Посоветовавшись, мы решили так: пойти в лес, набрать всё, что под руку попадётся, авось и угадаем. Так что я взял корзину, с которой Микку обычно ходил по грибы, и отправился в лес, срывая по дороге всё подряд: ягоды, грибы, корешки, траву, листья с кустов… Что-нибудь непременно должно подойти! Но, когда я, вернувшись домой, вывалил содержимое корзины возле лежанки, лисёнок едва взглянул на «дары леса» и снова свернулся клубком. Микку попробовал соблазнить зверёныша кашей, но и это не сработало.
– Чем же тебя кормить? – спросил я, погладив лисёнка по ушам. Он не возражал.

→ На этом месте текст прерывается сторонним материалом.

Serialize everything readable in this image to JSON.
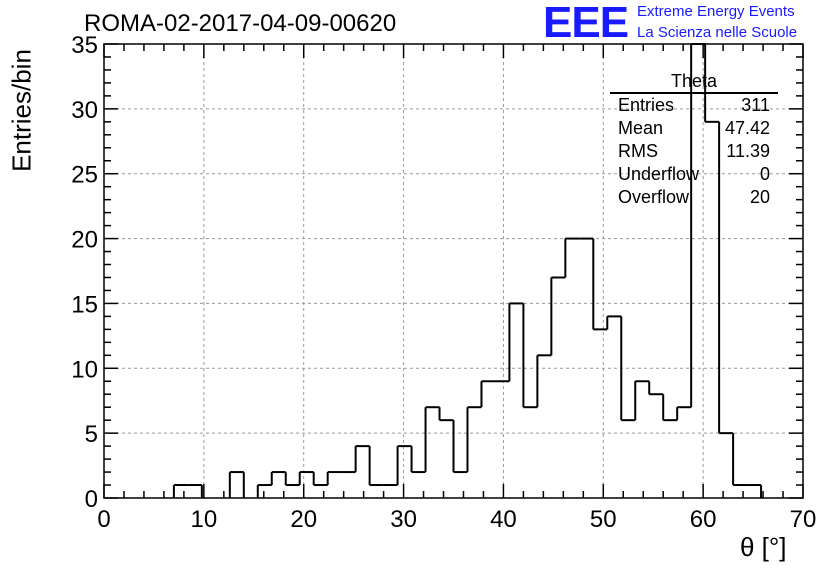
{
  "title": "ROMA-02-2017-04-09-00620",
  "logo": {
    "mark": "EEE",
    "line1": "Extreme Energy Events",
    "line2": "La Scienza nelle Scuole"
  },
  "stats": {
    "name": "Theta",
    "rows": [
      {
        "label": "Entries",
        "value": "311"
      },
      {
        "label": "Mean",
        "value": "47.42"
      },
      {
        "label": "RMS",
        "value": "11.39"
      },
      {
        "label": "Underflow",
        "value": "0"
      },
      {
        "label": "Overflow",
        "value": "20"
      }
    ]
  },
  "chart_data": {
    "type": "bar",
    "subtype": "histogram-step",
    "title": "ROMA-02-2017-04-09-00620",
    "xlabel": "θ [°]",
    "ylabel": "Entries/bin",
    "xlim": [
      0,
      70
    ],
    "ylim": [
      0,
      35
    ],
    "xticks": [
      0,
      10,
      20,
      30,
      40,
      50,
      60,
      70
    ],
    "yticks": [
      0,
      5,
      10,
      15,
      20,
      25,
      30,
      35
    ],
    "grid": true,
    "bin_width": 1.4,
    "bin_start": 0,
    "values": [
      0,
      0,
      0,
      0,
      0,
      1,
      1,
      0,
      0,
      2,
      0,
      1,
      2,
      1,
      2,
      1,
      2,
      2,
      4,
      1,
      1,
      4,
      2,
      7,
      6,
      2,
      7,
      9,
      9,
      15,
      7,
      11,
      17,
      20,
      20,
      13,
      14,
      6,
      9,
      8,
      6,
      7,
      35,
      29,
      5,
      1,
      1,
      0,
      0,
      0
    ],
    "color": "#000000"
  }
}
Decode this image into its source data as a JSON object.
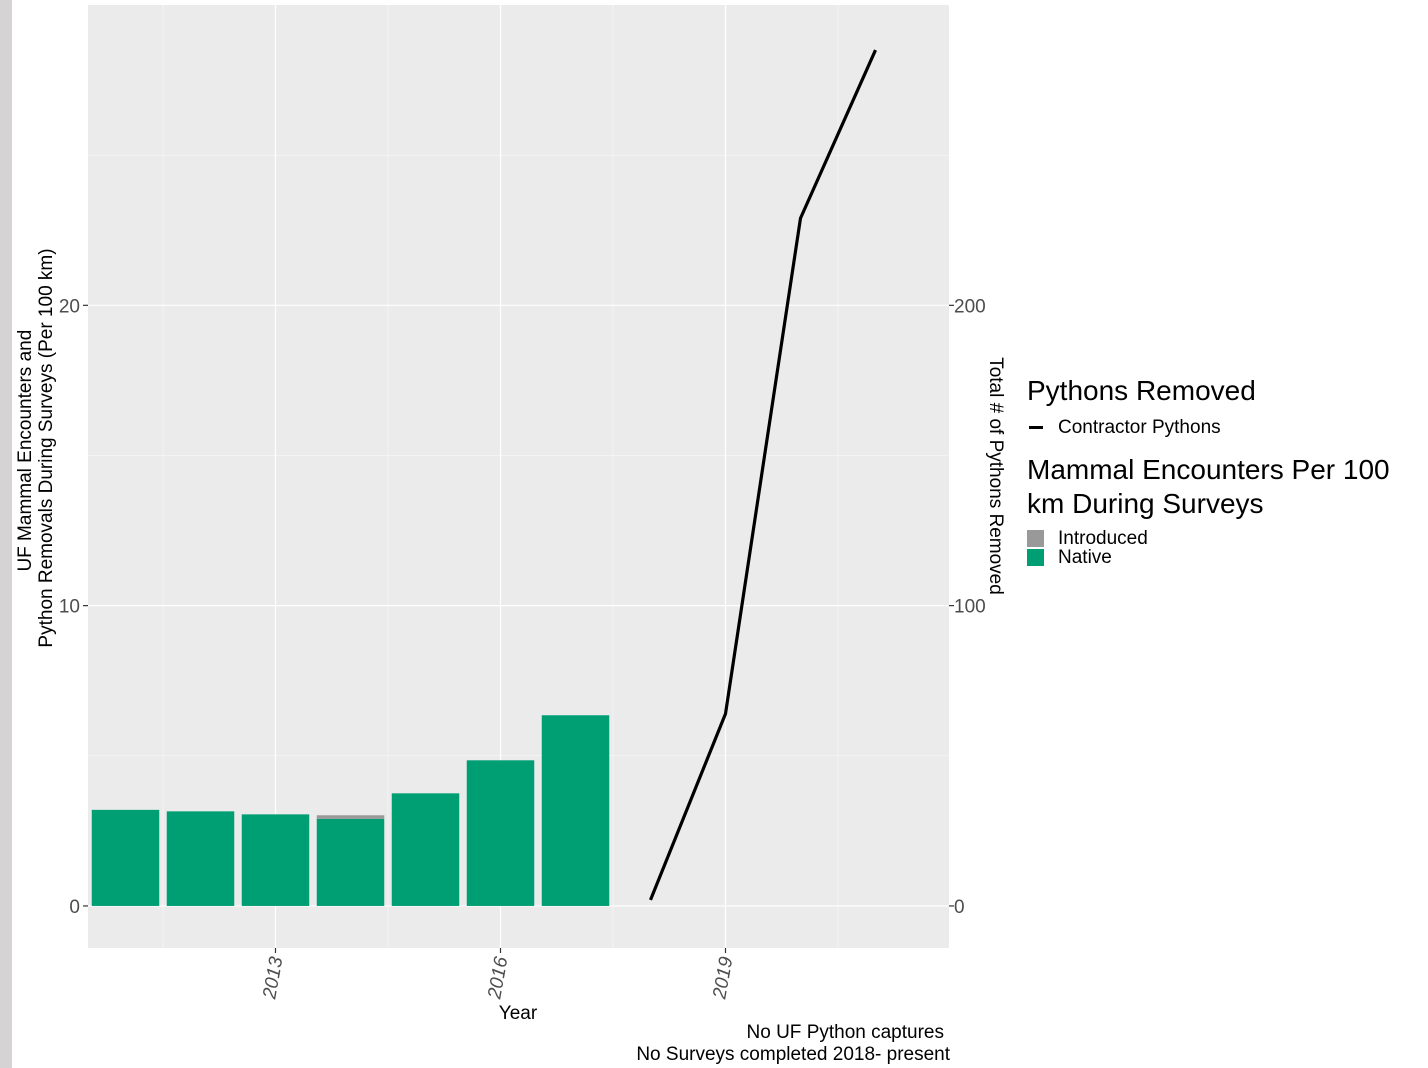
{
  "chart_data": {
    "type": "bar",
    "xlabel": "Year",
    "ylabel_lines": [
      "UF Mammal Encounters and",
      "Python Removals During Surveys (Per 100 km)"
    ],
    "y2label": "Total # of Pythons Removed",
    "x_ticks": [
      "2013",
      "2016",
      "2019"
    ],
    "x_tick_values": [
      2013,
      2016,
      2019
    ],
    "xlim": [
      2010.5,
      2021.98
    ],
    "y_ticks": [
      "0",
      "10",
      "20"
    ],
    "y_tick_values": [
      0,
      10,
      20
    ],
    "ylim": [
      -1.4,
      30
    ],
    "y2_ticks": [
      "0",
      "100",
      "200"
    ],
    "y2_tick_values": [
      0,
      100,
      200
    ],
    "y2lim": [
      -14,
      300
    ],
    "grid": true,
    "legend_position": "right",
    "bars": {
      "categories": [
        "2011",
        "2012",
        "2013",
        "2014",
        "2015",
        "2016",
        "2017"
      ],
      "x": [
        2011,
        2012,
        2013,
        2014,
        2015,
        2016,
        2017
      ],
      "series": [
        {
          "name": "Native",
          "values": [
            3.2,
            3.15,
            3.05,
            2.9,
            3.75,
            4.85,
            6.35
          ]
        },
        {
          "name": "Introduced",
          "values": [
            0,
            0,
            0,
            0.12,
            0,
            0,
            0
          ]
        }
      ]
    },
    "line": {
      "name": "Contractor Pythons",
      "axis": "right",
      "x": [
        2018,
        2019,
        2020,
        2021
      ],
      "values": [
        2,
        64,
        229,
        285
      ]
    },
    "caption": [
      "No UF Python captures",
      "No Surveys completed 2018- present"
    ]
  },
  "legend": {
    "pythons_title": "Pythons Removed",
    "pythons_items": [
      {
        "label": "Contractor Pythons"
      }
    ],
    "mammal_title": "Mammal Encounters Per 100\n km During Surveys",
    "mammal_items": [
      {
        "label": "Introduced"
      },
      {
        "label": "Native"
      }
    ]
  },
  "colors": {
    "panel_background": "#ebebeb",
    "grid_major": "#ffffff",
    "native": "#009e73",
    "introduced": "#999999",
    "line": "#000000",
    "tick_text": "#4d4d4d",
    "left_strip": "#d6d3d4"
  }
}
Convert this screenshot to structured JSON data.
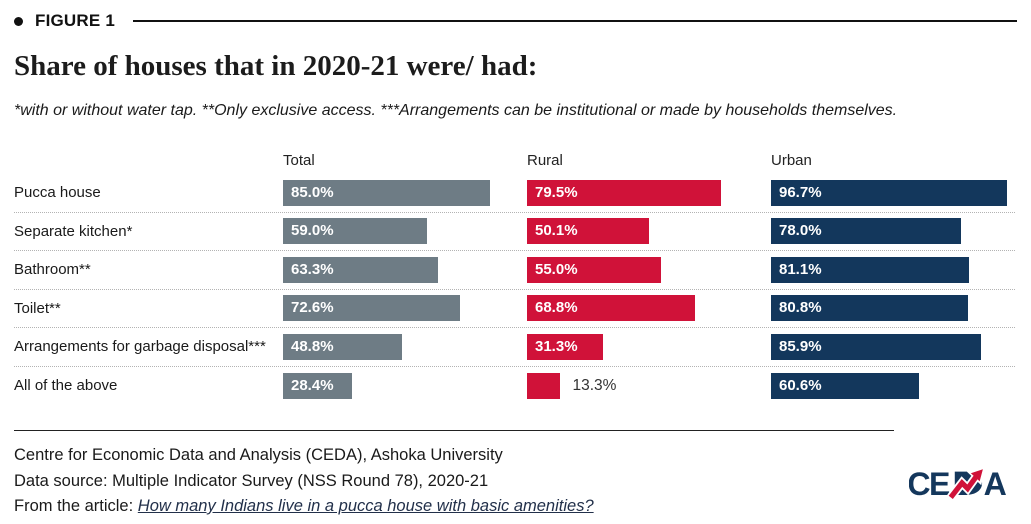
{
  "header": {
    "figure_label": "FIGURE 1",
    "title": "Share of houses that in 2020-21 were/ had:",
    "subtitle": "*with or without water tap. **Only exclusive access. ***Arrangements can be institutional or made by households themselves."
  },
  "chart_data": {
    "type": "bar",
    "orientation": "horizontal",
    "categories": [
      "Pucca house",
      "Separate kitchen*",
      "Bathroom**",
      "Toilet**",
      "Arrangements for garbage disposal***",
      "All of the above"
    ],
    "series": [
      {
        "name": "Total",
        "color": "#6e7c85",
        "values": [
          85.0,
          59.0,
          63.3,
          72.6,
          48.8,
          28.4
        ]
      },
      {
        "name": "Rural",
        "color": "#d01239",
        "values": [
          79.5,
          50.1,
          55.0,
          68.8,
          31.3,
          13.3
        ]
      },
      {
        "name": "Urban",
        "color": "#13375c",
        "values": [
          96.7,
          78.0,
          81.1,
          80.8,
          85.9,
          60.6
        ]
      }
    ],
    "value_suffix": "%",
    "xlim": [
      0,
      100
    ],
    "grid": false,
    "legend_position": "column-headers"
  },
  "footer": {
    "line1": "Centre for Economic Data and Analysis (CEDA), Ashoka University",
    "line2": "Data source: Multiple Indicator Survey (NSS Round 78), 2020-21",
    "line3_prefix": "From the article: ",
    "line3_link": "How many Indians live in a pucca house with basic amenities?",
    "logo_text": "CEDA"
  },
  "colors": {
    "total_bar": "#6e7c85",
    "rural_bar": "#d01239",
    "urban_bar": "#13375c",
    "logo_navy": "#14375c",
    "logo_red": "#d01239"
  }
}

Вечерело, тени заползли на террасу, я дремал в кресле, брат гремел где-то в доме, готовясь к завтрашнему обходу. Шорох. Я приоткрыл один глаз. Лисёнок пошевелился, потянул носом и подполз к блюдечку с водой. Несколько раз высунулся розовый язычок, облизнул капли с усов. Я старался даже не дышать, чтобы не спугнуть его. Лисёнок между тем потыкался мордочкой в траву, выбрал оттуда несколько ягод, потом принялся за коренья, смешно чавкая ими. Кашу он тоже прикончил, а вот к мясу не притронулся, и я решил, что белые лисы – вегетарианцы. Уже потом я понял, что ошибся: когда я предложил лисёнку рыбу, он её с удовольствием съел, да и от куриных шеек он не отказывался.
И лисёнок пошёл на поправку! Ел он много и с аппетитом, которому можно было только позавидовать, и значительно подрос. Ступать на лапу он ещё не мог, но приноровился прыгать на трёх и делал это довольно ловко.
Микку бόльшую часть времени пропадал в лесу, так что лисёнком занимался я, и неудивительно, что зверёныш ко мне благоволил. Он был очень ласковый, часто залезал ко мне на колени и подставлял голову, чтобы я его погладил.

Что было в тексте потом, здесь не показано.